Но мысли возвращались к одному и тому же – вот Аркадий выписывается из клиники, звонит ей поздно вечером… И Даша понимала, что он делает это в то время, как выносит ведро. Она знала, где находятся мусорные баки у его дома, а где – телефон-автомат. Заметила, когда бывала в гостях у Аллы. Каждый вечер она как бы видела Аркадия внутренним взором – вот он вышел из квартиры с ведром в руке, пересек двор, вот быстро спрятал ведро за баки, бегом бросился в подворотню и оказался на углу Среднего проспекта и Шестой линии. Там – телефонная будка, которая, слава Богу, работает. Он набирает ее номер, в коммунальной кухне раздается звонок. Даша берет трубку и слышит его голос.
Этот голос говорил с ней отрывисто, сбивчиво, как будто за ним гнались.
«А за ним на самом деле гнались, – подумала Даша. – Гналась его больная совесть, ведь он так переживал, что скрывает меня… А может быть – что обманывает Аллу… Теперь мне уже не узнать, чего было больше в этом укрывательстве – страха за свой покой или жалости к ней. И все равно он оказался трусом. Обыкновенным женатым трусом. Про каких рассказывают девчонки в отделении. Каких тысячи и миллионы…»
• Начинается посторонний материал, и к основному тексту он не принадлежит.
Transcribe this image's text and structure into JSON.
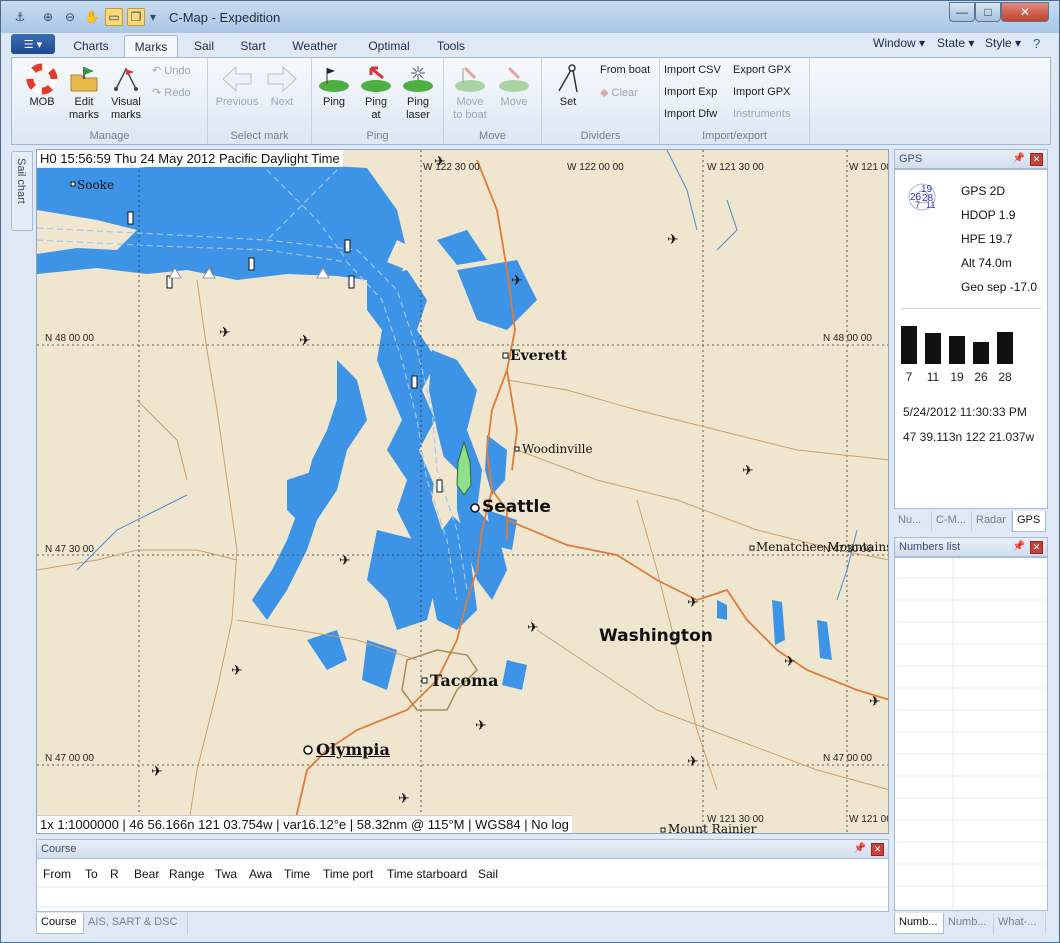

Но на самом деле она знала, что таких больше не было. Хотя бы потому, что никто из мужчин не останавливал на Даше таких глаз – глубоких, серых, оттенка, какой бывает у грозовой тучи перед летним ливневым дождем…
Их свидания проходили в одном из садов – в Летнем, в саду позади Михайловского дворца или в маленьком, но уютном садике возле академии в Соловьевском. Она дожидалась его. Всегда приходила пораньше, зная непунктуальность Аркадия. Ей приходилось быть точной за двоих. Вставала навстречу, брала его за руку и целовала в теплую белую шею, в темную родинку, похожую на прилипшую ягодку изюма. Он тоже целовал ее, осторожно прижимая к себе. И она чувствовала, какими сильными могут быть его худые руки.
Потом они гуляли по аллеям, стараясь оставаться в тени деревьев – так хотела Даша. Аркадия это обижало, но она мягко возражала: «Если уж ты прячешь меня, то прячь до конца… Какая разница – звонок или прогулка?»
Даша в глубине души надеялась, что «воспитательная работа» оставит свой след. «Боже, какой я была глупой!»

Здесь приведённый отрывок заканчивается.